At a recent event, worshippers prepare to immerse Ganesh images made of Plaster of Paris into the sea, symbolizing a ritual send-off of the Lord in his journey towards his abode in Kailash while taking away with him the misfortunes of his devotees.

Hindu and Buddhists again are celebrating Ganesh Chaturthi in Pattaya with an eight-day festival that kicks off today, Sept. 7, and will culminate in the immersion of idols representing the “God of Success” in the sea to fete the son of supreme deity Shiva.

Chaiwat Dechnatee, president of the Pattaya Ganesh Lovers Club, announced details of the annual festival Aug. 31.

The celebration begins at Central Festival Marina Sept. 7 with the finale set for September 13 Bali Hai Pier.
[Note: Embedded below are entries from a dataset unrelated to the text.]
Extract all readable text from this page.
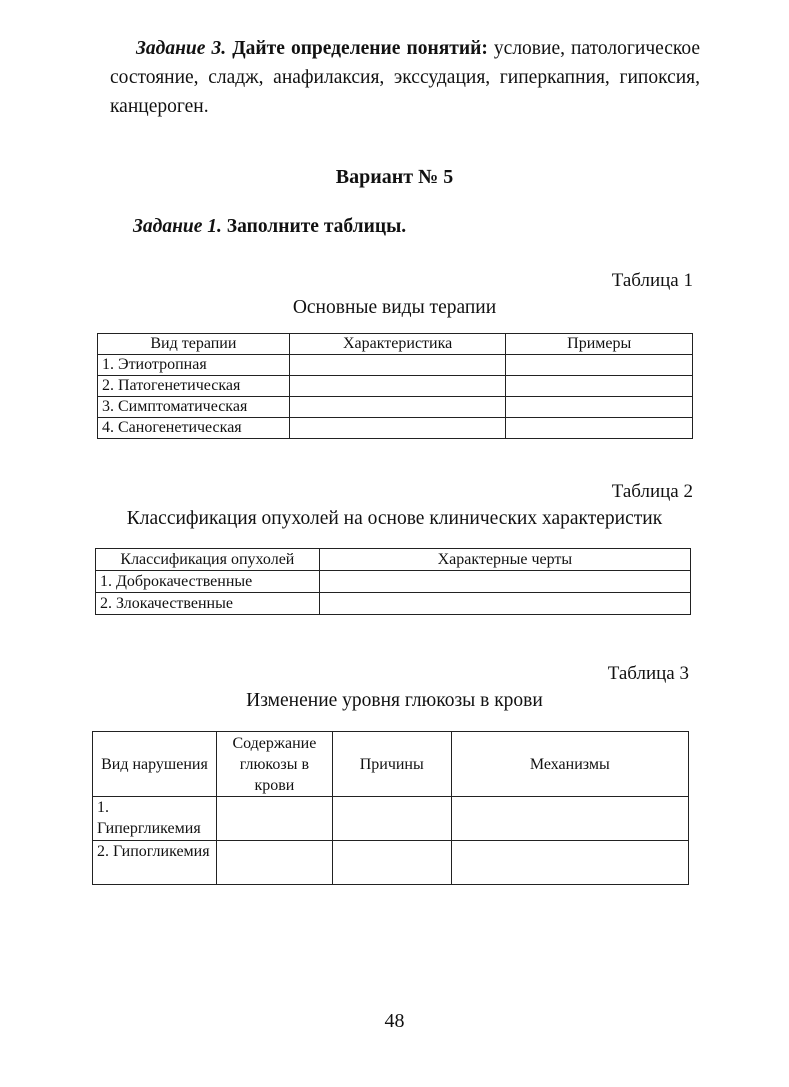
Задание 3. Дайте определение понятий: условие, патологическое состояние, сладж, анафилаксия, экссудация, гиперкапния, гипоксия, канцероген.
Вариант № 5
Задание 1. Заполните таблицы.
Таблица 1
Основные виды терапии
Вид терапии	Характеристика	Примеры
1. Этиотропная		
2. Патогенетическая		
3. Симптоматическая		
4. Саногенетическая		
Таблица 2
Классификация опухолей на основе клинических характеристик
Классификация опухолей	Характерные черты
1. Доброкачественные	
2. Злокачественные	
Таблица 3
Изменение уровня глюкозы в крови
Вид нарушения	Содержание глюкозы в крови	Причины	Механизмы
1. Гипергликемия			
2. Гипогликемия			
48
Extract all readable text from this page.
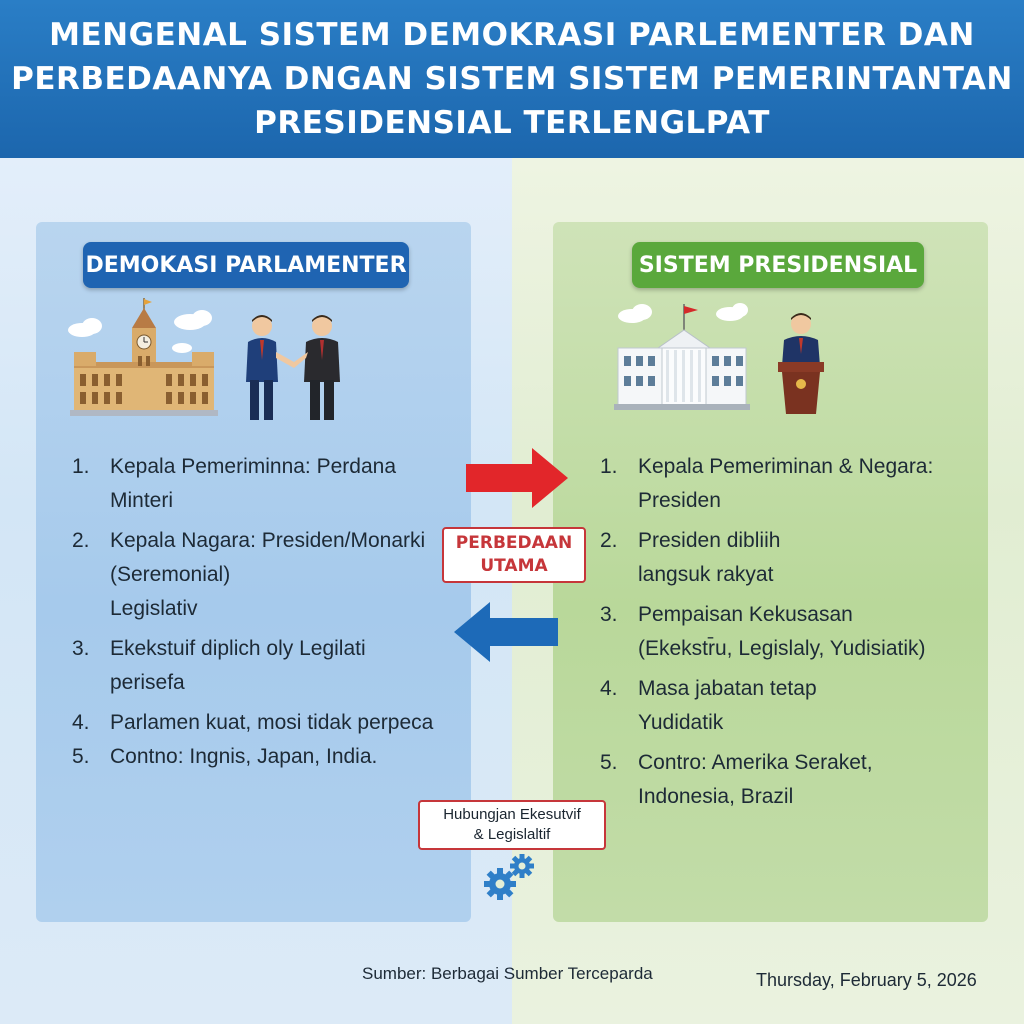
MENGENAL SISTEM DEMOKRASI PARLEMENTER DAN
PERBEDAANYA DNGAN SISTEM SISTEM PEMERINTANTAN
PRESIDENSIAL TERLENGLPAT
DEMOKASI PARLAMENTER	SISTEM PRESIDENSIAL
1. Kepala Pemeriminna: Perdana
Minteri
2. Kepala Nagara: Presiden/Monarki
(Seremonial)
Legislativ
3. Ekekstuif diplich oly Legilati
perisefa
4. Parlamen kuat, mosi tidak perpeca
5. Contno: Ingnis, Japan, India.
1. Kepala Pemeriminan & Negara:
Presiden
2. Presiden dibliih
langsuk rakyat
3. Pempaisan Kekusasan
(Ekekstr̄u, Legislaly, Yudisiatik)
4. Masa jabatan tetap
Yudidatik
5. Contro: Amerika Seraket,
Indonesia, Brazil
PERBEDAAN
UTAMA
Hubungjan Ekesutvif
& Legislaltif
Sumber: Berbagai Sumber Terceparda	Thursday, February 5, 2026
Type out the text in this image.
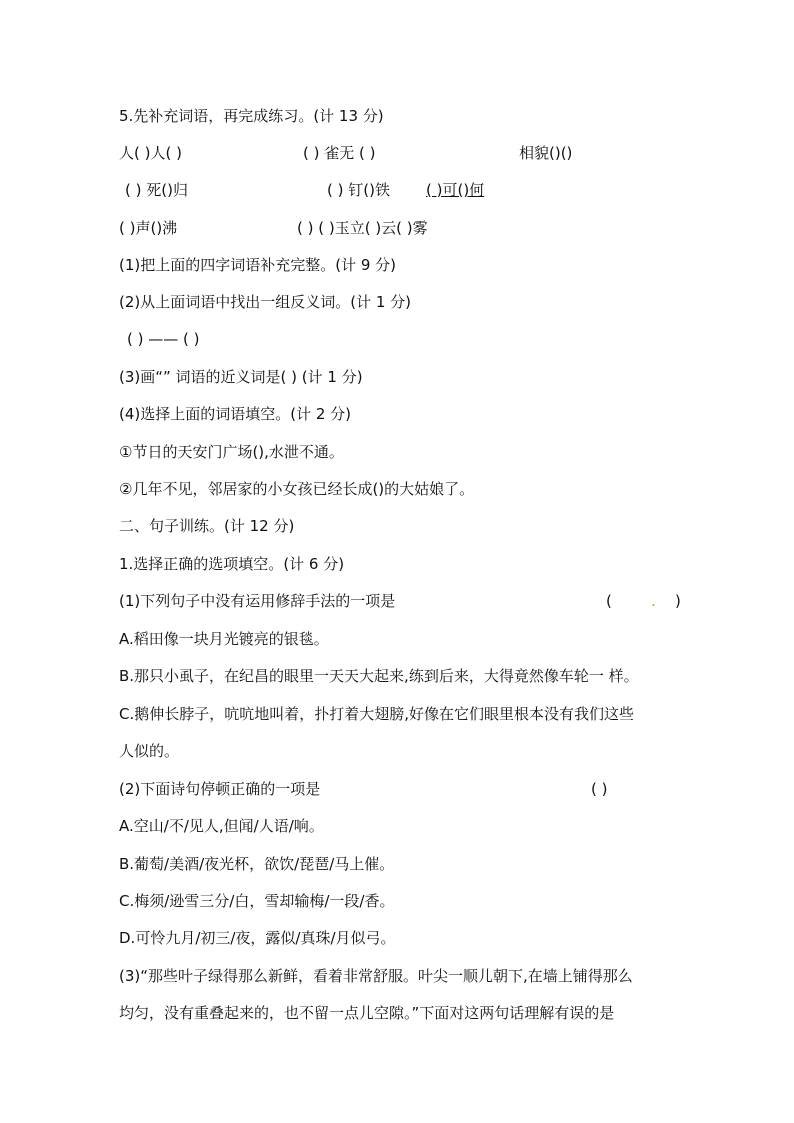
5.先补充词语，再完成练习。(计 13 分)
人( )人( )	( ) 雀无 ( )	相貌()()
( ) 死()归	( ) 钉()铁 ( )可()何
( )声()沸	( ) ( )玉立( )云( )雾
(1)把上面的四字词语补充完整。(计 9 分)
(2)从上面词语中找出一组反义词。(计 1 分)
( ) —— ( )
(3)画“” 词语的近义词是( ) (计 1 分)
(4)选择上面的词语填空。(计 2 分)
①节日的天安门广场(),水泄不通。
②几年不见，邻居家的小女孩已经长成()的大姑娘了。
二、句子训练。(计 12 分)
1.选择正确的选项填空。(计 6 分)
(1)下列句子中没有运用修辞手法的一项是	(	. )
A.稻田像一块月光镀亮的银毯。
B.那只小虱子，在纪昌的眼里一天天大起来,练到后来，大得竟然像车轮一 样。
C.鹅伸长脖子，吭吭地叫着，扑打着大翅膀,好像在它们眼里根本没有我们这些
人似的。
(2)下面诗句停顿正确的一项是	( )
A.空山/不/见人,但闻/人语/响。
B.葡萄/美酒/夜光杯，欲饮/琵琶/马上催。
C.梅须/逊雪三分/白，雪却输梅/一段/香。
D.可怜九月/初三/夜，露似/真珠/月似弓。
(3)“那些叶子绿得那么新鲜，看着非常舒服。叶尖一顺儿朝下,在墙上铺得那么
均匀，没有重叠起来的，也不留一点儿空隙。”下面对这两句话理解有误的是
Members of the club will take the Ganesh statue from Central Festival Marina to around the city in the morning on September 7. Throughout the week, people can come in the evening to pay respect with pure milk, coconut water, or water to shower the statue at the Central Festival Marina.

The main event takes place on September 13, the birthday of Ganesh. Worshipers will take the statue to the sea at Bali Hai pier in a ceremony lasting from 18.59 to 21.00.

The festival is Thailand’s largest of its kind. Past activities include fireworks, liturgy prayer ceremony, Ganesha head-covering ceremony, fire worship and exhibition of more than 2,000 Ganesha figurines.

The centerpiece of the event, however, is the ritual immersion of Ganesha images made of Plaster of Paris into the sea, symbolizing a ritual see-off of the Lord in his journey towards his abode in Kailash while taking away with him the misfortunes of his devotees.

The event is typically well attended, as Ganesh is among the most-transcendent of Hindu gods, worshipped throughout western and southeast Asia. In India, he is revered not only as a remover of obstacles, but a “god for everyman” and the “lord of beginnings.”

In Thailand, Buddhists recognize him as the “god of success,” appearing in Mahayana Buddhism texts in the form of the Buddhist god Vinayaka as well as a Hindu demon form with the same name.